Regierungen werden (vom heimischen Journalismus) nicht mehr herausgefordert.

John Pilger

Ich erwähnte neulich am Rande die Möglichkeit bzw. Unmöglichkeit politischer Entscheidungen. Dass Politik – genauer: bürgerliche Politik, denn denn diese Einschränkung ist damit gemeint – so wenig Einfluss hat, liegt vor allen an den Rahmenbedingungen. Die Spielräume, die der Kapitalismus ihr lässt, sind nicht groß.

Umso heftiger ist ihr Versagen zu kritisieren, wo sie noch das bisschen leisten könnte, das man von ihr erwarten darf. Was sie sich an ‘liberalen’ Werten auf die Fahnen geschrieben hat – Meinungsvielfalt, Pluralismus, Freiheit und vor allem das sie definierende Element der Debatte – wird nur noch behauptet und findet nicht mehr statt. Weder im Parlament noch in den Medien.

Kein Gegner

Es ist dies das Ergebnis der Dekadenz, die sich gleichzeitig im politischen Betrieb und im begleitenden journalistischen Orchester ausgebreitet hat.
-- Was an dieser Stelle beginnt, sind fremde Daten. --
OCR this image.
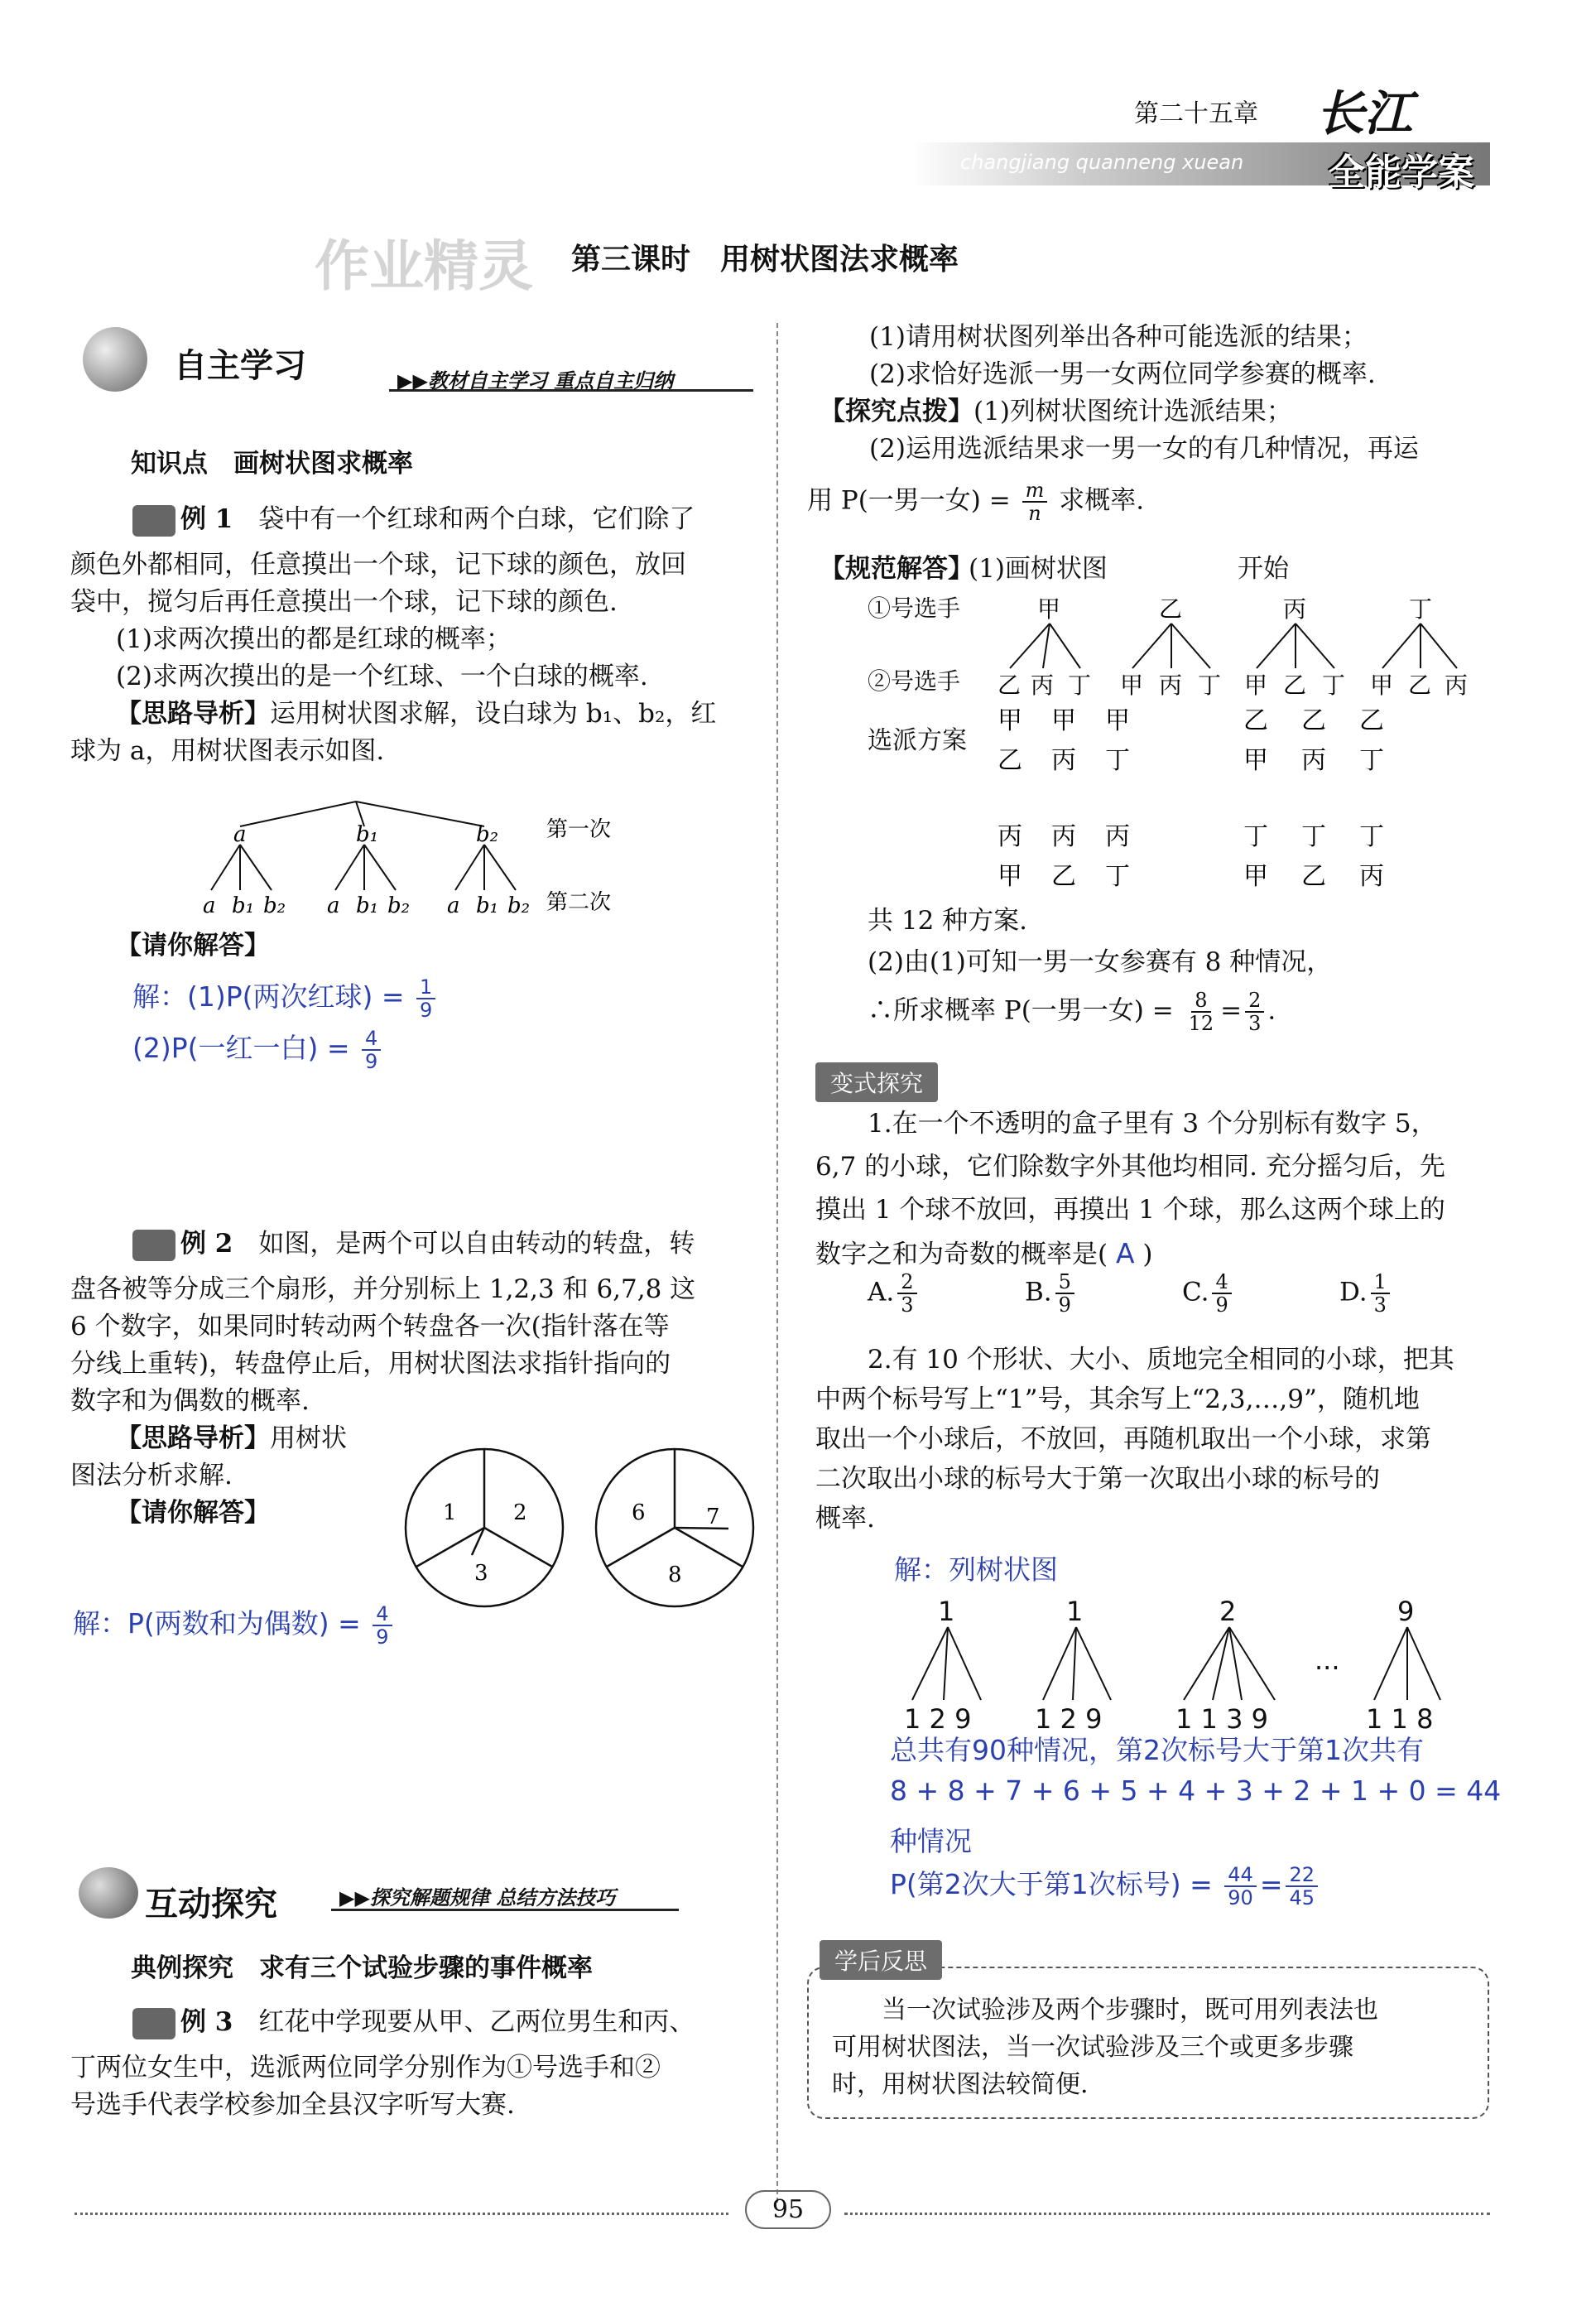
第二十五章
changjiang quanneng xuean
长江
全能学案
作业精灵 第三课时　用树状图法求概率
自主学习	▶▶教材自主学习 重点自主归纳
知识点　画树状图求概率
例 1　 袋中有一个红球和两个白球，它们除了
颜色外都相同，任意摸出一个球，记下球的颜色，放回
袋中，搅匀后再任意摸出一个球，记下球的颜色.
(1)求两次摸出的都是红球的概率；
(2)求两次摸出的是一个红球、一个白球的概率.
【思路导析】运用树状图求解，设白球为 b₁、b₂，红
球为 a，用树状图表示如图.
a	b₁	b₂
a b₁ b₂ a b₁ b₂ a b₁ b₂
第一次
第二次
【请你解答】
解：(1)P(两次红球) = $\frac{1}{9}$
(2)P(一红一白) = $\frac{4}{9}$
例 2　 如图，是两个可以自由转动的转盘，转
盘各被等分成三个扇形，并分别标上 1,2,3 和 6,7,8 这
6 个数字，如果同时转动两个转盘各一次(指针落在等
分线上重转)，转盘停止后，用树状图法求指针指向的
数字和为偶数的概率.
【思路导析】用树状
图法分析求解.
【请你解答】	1	2
3
6	7
8
解：P(两数和为偶数) = $\frac{4}{9}$
互动探究	▶▶探究解题规律 总结方法技巧
典例探究　求有三个试验步骤的事件概率
例 3　 红花中学现要从甲、乙两位男生和丙、
丁两位女生中，选派两位同学分别作为①号选手和②
号选手代表学校参加全县汉字听写大赛.
(1)请用树状图列举出各种可能选派的结果；
(2)求恰好选派一男一女两位同学参赛的概率.
【探究点拨】(1)列树状图统计选派结果；
(2)运用选派结果求一男一女的有几种情况，再运
用 P(一男一女) = $\frac{m}{n}$ 求概率.
【规范解答】
(1)画树状图	开始
①号选手
②号选手
选派方案
甲	乙	丙	丁
乙 丙 丁 甲 丙 丁 甲 乙 丁 甲 乙 丙
甲 甲 甲	乙 乙 乙
乙 丙 丁	甲 丙 丁
丙 丙 丙	丁 丁 丁
甲 乙 丁	甲 乙 丙
共 12 种方案.
(2)由(1)可知一男一女参赛有 8 种情况，
∴所求概率 P(一男一女) = $\frac{8}{12} = \frac{2}{3}$ .
变式探究
1.在一个不透明的盒子里有 3 个分别标有数字 5，
6,7 的小球，它们除数字外其他均相同. 充分摇匀后，先
摸出 1 个球不放回，再摸出 1 个球，那么这两个球上的
数字之和为奇数的概率是( A )
A. $\frac{2}{3}$	B. $\frac{5}{9}$	C. $\frac{4}{9}$	D. $\frac{1}{3}$
2.有 10 个形状、大小、质地完全相同的小球，把其
中两个标号写上“1”号，其余写上“2,3,…,9”，随机地
取出一个小球后，不放回，再随机取出一个小球，求第
二次取出小球的标号大于第一次取出小球的标号的
概率.
解：列树状图
1	1	2	9
1 2 9 1 2 9	1 1 3 9	1 1 8
···
总共有90种情况，第2次标号大于第1次共有
8 + 8 + 7 + 6 + 5 + 4 + 3 + 2 + 1 + 0 = 44
种情况
P(第2次大于第1次标号) = $\frac{44}{90} = \frac{22}{45}$
学后反思
当一次试验涉及两个步骤时，既可用列表法也
可用树状图法，当一次试验涉及三个或更多步骤
时，用树状图法较简便.
95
Sie lässt sich auf die Formel bringen: “Wer aus dem Konsens ausschert, beleidigt die Majestät”.

Folgerichtig reagiert die Funktionselite, die das Geschäft besorgt, so unsouverän wie ihre Haltung erwarten lässt, nämlich beleidigt und daher im gefühlten Recht, den Gegner seinerseits nach Herzenslust abzuwerten und vor allem auszugrenzen. Die neuen Medien begleiten diesen Prozess ihrerseits via Twitter und Co., indem eifrig Kinderkacke in den Ventilator geschaufelt wird.

Nach meiner Erfahrung vollzieht sich dieser Prozess mit wachsender Geschwindigkeit seit dem Ende des Kalten Krieges, seitdem also keine Gegenmacht mehr dazu nötigt, sich zu stellen, zu argumentieren und wenigstens besser zu sein als das, was man ablehnt. Mit dem Ruf “Geh’ doch nach drüben!” war ja immerhin eine Handlungsoption verbunden.

So nicht!

Die bürgerlich-neoliberal-kapitalistischen Filterblasen haben eine undurchdringliche Haut aus aktiver und passiver Beleidigung. Die ehemals kritische Linke, die sich einmal durch Bildung und Sachargumente auszeichnete, hat es sogar geschafft, mithilfe sprachlicher Minenfelder dafür zu sorgen, dass weder Freund noch Feind lebendig den Zugang zum Diskurs erreicht. Es herrscht die hohe Kunst, die Waffen des Gegners gegen sich selbst zu richten.

Dabei wäre es die vornehme Aufgabe bürgerlicher Politik und Publizistik, den jeweils stärksten Gegner zu finden und zu attackieren, um sich mit ihm zu messen – nicht um als schon vorab feststehender Sieger vom Feld zu gehen, sondern im Bemühen um das beste Argument über sich und die Welt etwas zu lernen. Davon hielte sie ausnahmsweise kein Finanzierungsvorbehalt ab. Nein, das ist schiere Ignoranz.